Проходя мимо гвардейских казарм, он заглянул в конюшню: три лошади из четырех были уже доставлены. Повергнутый в изумление, Планше как раз чистил их скребницей, и две из них были уже готовы.
— Ах, сударь, — сказал Планше, увидев д'Артаньяна, — как я рад, что вас вижу!
— А что такое, Планше? — спросил молодой человек.
— Доверяете вы господину Бонасье, нашему хозяину?
— Я? Ничуть не бывало.
— Вот это хорошо, сударь.
— Но почему ты спрашиваешь об этом?
— Потому что, когда вы разговаривали с ним, я наблюдал за вами, хотя и не слышал ваших слов, и знаете что, сударь: он два или три раза менялся в лице.
— Да ну?
— Вы этого не заметили, сударь, потому что были заняты мыслями о полученном письме. Я же, напротив, был встревожен странным способом, каким это письмо попало к нам в дом, и ни на минуту не спускал глаз с его физиономии.

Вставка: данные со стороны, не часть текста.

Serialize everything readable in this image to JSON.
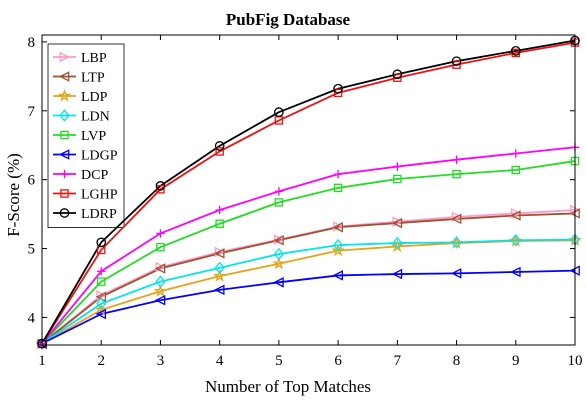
{
  "chart_data": {
    "type": "line",
    "title": "PubFig Database",
    "xlabel": "Number of Top Matches",
    "ylabel": "F-Score (%)",
    "x": [
      1,
      2,
      3,
      4,
      5,
      6,
      7,
      8,
      9,
      10
    ],
    "xlim": [
      1,
      10
    ],
    "ylim": [
      3.6,
      8.1
    ],
    "xticks": [
      "1",
      "2",
      "3",
      "4",
      "5",
      "6",
      "7",
      "8",
      "9",
      "10"
    ],
    "yticks": [
      4,
      5,
      6,
      7,
      8
    ],
    "grid": false,
    "legend_position": "top-left",
    "series": [
      {
        "name": "LBP",
        "color": "#ff99cc",
        "marker": "triangle-right",
        "values": [
          3.62,
          4.32,
          4.73,
          4.95,
          5.13,
          5.32,
          5.39,
          5.46,
          5.51,
          5.56
        ]
      },
      {
        "name": "LTP",
        "color": "#a0522d",
        "marker": "triangle-left",
        "values": [
          3.62,
          4.3,
          4.71,
          4.93,
          5.12,
          5.31,
          5.37,
          5.43,
          5.48,
          5.51
        ]
      },
      {
        "name": "LDP",
        "color": "#e8a317",
        "marker": "star",
        "values": [
          3.62,
          4.11,
          4.38,
          4.6,
          4.78,
          4.97,
          5.03,
          5.08,
          5.11,
          5.12
        ]
      },
      {
        "name": "LDN",
        "color": "#00e5ee",
        "marker": "diamond",
        "values": [
          3.62,
          4.2,
          4.52,
          4.72,
          4.92,
          5.05,
          5.08,
          5.09,
          5.12,
          5.13
        ]
      },
      {
        "name": "LVP",
        "color": "#22dd22",
        "marker": "square",
        "values": [
          3.62,
          4.52,
          5.02,
          5.36,
          5.67,
          5.88,
          6.01,
          6.08,
          6.14,
          6.27
        ]
      },
      {
        "name": "LDGP",
        "color": "#0000ff",
        "marker": "triangle-left",
        "values": [
          3.62,
          4.05,
          4.25,
          4.4,
          4.51,
          4.61,
          4.63,
          4.64,
          4.66,
          4.68
        ]
      },
      {
        "name": "DCP",
        "color": "#ff00ff",
        "marker": "plus",
        "values": [
          3.62,
          4.67,
          5.22,
          5.56,
          5.83,
          6.08,
          6.19,
          6.29,
          6.38,
          6.47
        ]
      },
      {
        "name": "LGHP",
        "color": "#ee1111",
        "marker": "square",
        "values": [
          3.62,
          4.98,
          5.86,
          6.41,
          6.86,
          7.26,
          7.48,
          7.67,
          7.84,
          7.99
        ]
      },
      {
        "name": "LDRP",
        "color": "#000000",
        "marker": "circle",
        "values": [
          3.62,
          5.09,
          5.91,
          6.49,
          6.98,
          7.32,
          7.53,
          7.72,
          7.87,
          8.02
        ]
      }
    ]
  }
}
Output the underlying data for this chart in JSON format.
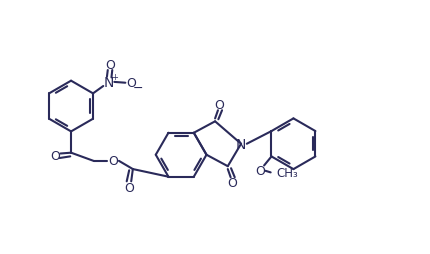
{
  "bg": "#ffffff",
  "lc": "#2a2a5a",
  "lw": 1.5,
  "fs": 9.0,
  "xlim": [
    0.0,
    10.5
  ],
  "ylim": [
    0.5,
    6.0
  ]
}
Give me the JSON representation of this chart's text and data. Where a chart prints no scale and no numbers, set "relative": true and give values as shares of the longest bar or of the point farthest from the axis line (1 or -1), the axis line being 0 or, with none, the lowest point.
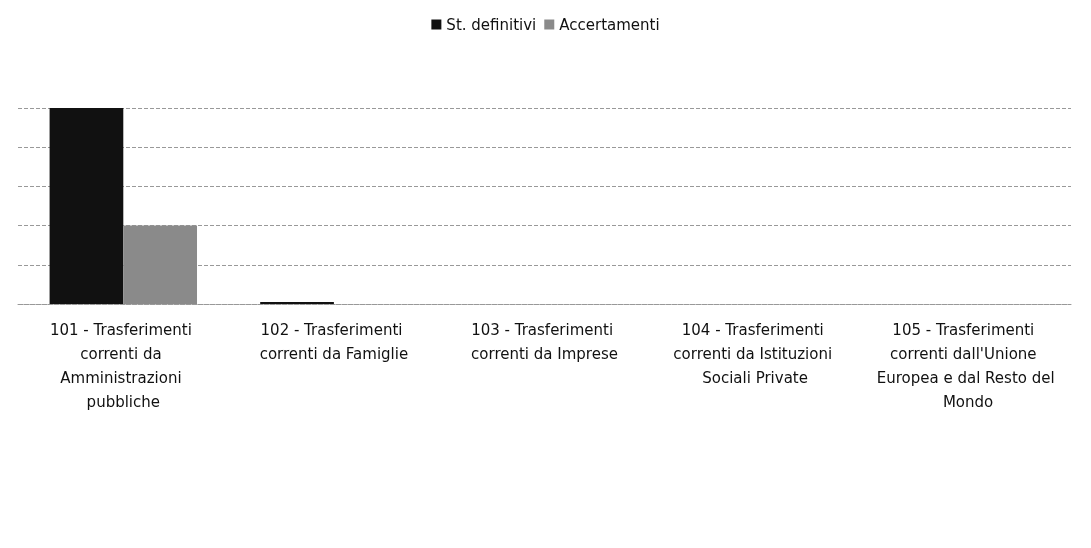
{
  "chart_data": {
    "type": "bar",
    "relative": true,
    "categories": [
      "101 - Trasferimenti correnti da Amministrazioni pubbliche",
      "102 - Trasferimenti correnti da Famiglie",
      "103 - Trasferimenti correnti da Imprese",
      "104 - Trasferimenti correnti da Istituzioni Sociali Private",
      "105 - Trasferimenti correnti dall'Unione Europea e dal Resto del Mondo"
    ],
    "series": [
      {
        "name": "St. definitivi",
        "color": "#111111",
        "values": [
          1,
          0.01,
          0,
          0,
          0
        ]
      },
      {
        "name": "Accertamenti",
        "color": "#8a8a8a",
        "values": [
          0.4,
          0,
          0,
          0,
          0
        ]
      }
    ],
    "grid": "y",
    "legend": "top"
  }
}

— И какой же она тебе показалась?
— Физиономией предателя.
— Неужели?
— К тому же, как только вы, сударь, простились с ним и скрылись за углом, Бонасье схватил шляпу, запер дверь и побежал по улице в противоположную сторону.
— В самом деле, Планше, ты прав: все это кажется мне весьма подозрительным. Но будь спокоен: мы не заплатим ему за квартиру до тех пор, пока все не объяснится самым решительным образом.
— Вы все шутите, сударь, но погодите — и увидите сами.
— Что делать, Планше, чему быть, того не миновать!
— Так вы не отменяете своей вечерней прогулки, сударь?
— Напротив, Планше, чем больше я буду сердиться на Бонасье, тем охотнее пойду на свидание, назначенное мне в том письме, которое так тебя беспокоит.
— Ну, сударь, если ваше решение…
— …непоколебимо, друг мой. Итак, в девять часов будь наготове здесь, в казарме. Я зайду за тобой.
Видя, что никакой надежды убедить хозяина отказаться от задуманного предприятия больше нет, Планше глубоко вздохнул и принялся чистить третью лошадь.
Что касается д'Артаньяна — в сущности говоря, весьма осторожного молодого человека, — то он, вместо того чтобы воротиться домой, отправился обедать к тому самому гасконскому священнику, который в трудную для четверых друзей минуту угостил их завтраком с шоколадом.
XXIV
ПАВИЛЬОН
В девять часов д'Артаньян был у гвардейских казарм и нашел Планше в полной готовности. Четвертая лошадь уже прибыла.
Планше был вооружен своим мушкетом и пистолетом.
У д'Артаньяна была шпага и за поясом два пистолета. Они сели на лошадей и бесшумно отъехали. Было совершенно темно, и их отъезд остался незамеченным. Планше ехал сзади, на расстоянии десяти шагов от своего господина.
Д'Артаньян миновал набережные, выехал через ворота Конферанс и направился по дороге, ведущей в Сен-Клу, которая в те времена была гораздо красивее, чем теперь.
Пока они находились в городе, Планше почтительно соблюдал дистанцию, которую он сам для себя установил, но, по мере того как дорога делалась все более безлюдной и более темной, он постепенно приближался к своему господину, так что при въезде в Булонский лес он естественным образом оказался рядом с молодым человеком. Мы не станем скрывать, что покачивание высоких деревьев и отблеск луны в темной чаще вызывали у Планше живейшую тревогу. Д'Артаньян заметил, что с его слугой творится что-то неладное.
— Ну-с, господин Планше, что это с вами? — спросил он.
— Не находите ли вы, сударь, что леса похожи на церкви?
— Чем же это, Планше?
— Да тем, что и тут и там не смеешь говорить громко.
— Почему же ты не смеешь говорить громко, Планше? Потому что боишься?
— Да, сударь, боюсь, что кто-нибудь нас услышит.
— Что кто-нибудь нас услышит! Но ведь в нашем разговоре нет ничего безнравственного, милейший Планше, и никто не нашел бы в нем ничего предосудительного.